Adults in the book are also interesting. Brandon's parents seem only too happy to make use of his new-found wealth, buying a business and a new home while seemingly not understanding his emotional chaos and the difficult decisions he must make. Mr. Carver, the vice principal, provides an important sounding board and gives Brandon some good advice - if only he would act on it.
Choyce gives readers complex yet believable characters and a plot which provides tension. Will Brandon use his money productively, or will it ruin him? The plot evolves to a dramatic climax which forces Brandon to think about his priorities, but Choyce doesn't make the final outcome clear. He hints at Brandon's future but doesn't leave readers with a nicely wrapped package.
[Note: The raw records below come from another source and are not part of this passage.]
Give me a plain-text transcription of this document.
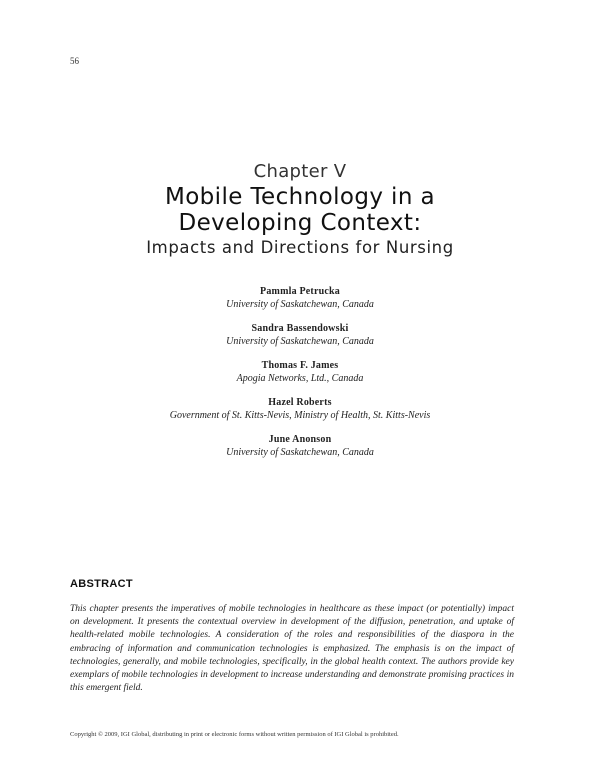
56
Chapter V
Mobile Technology in a
Developing Context:
Impacts and Directions for Nursing
Pammla Petrucka
University of Saskatchewan, Canada
Sandra Bassendowski
University of Saskatchewan, Canada
Thomas F. James
Apogia Networks, Ltd., Canada
Hazel Roberts
Government of St. Kitts-Nevis, Ministry of Health, St. Kitts-Nevis
June Anonson
University of Saskatchewan, Canada
ABSTRACT

This chapter presents the imperatives of mobile technologies in healthcare as these impact (or potentially) impact on development. It presents the contextual overview in development of the diffusion, penetration, and uptake of health-related mobile technologies. A consideration of the roles and responsibilities of the diaspora in the embracing of information and communication technologies is emphasized. The emphasis is on the impact of technologies, generally, and mobile technologies, specifically, in the global health context. The authors provide key exemplars of mobile technologies in development to increase understanding and demonstrate promising practices in this emergent field.

Copyright © 2009, IGI Global, distributing in print or electronic forms without written permission of IGI Global is prohibited.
The themes of the novel will appeal to younger teens, and they appear to be the intended audience since the book is written in short chapters and at an easy reading level. Brandon struggles with popularity which he hasn't really earned and yet like most people, it is important to him to belong and fit in. Dumb Luck is a coming-of-age novel where a teen is forced -literally overnight - to deal with adult issues for which he is clearly unprepared. Like many teens, Brandon must sift through everything around him to determine who he really is and what his focus is in life.
Undoubtedly, many of us would love to win a lottery, but would more money truly enrich our lives while allowing us to still feel authentic? Would a major lottery win really be lucky? Through Brandon, Lesley Choyce asks this fundamental question which will both entertain and tantalize young adult readers.
Ann Ketcheson is a retired high school teacher-librarian and teacher of English and French who lives in Ottawa, ON.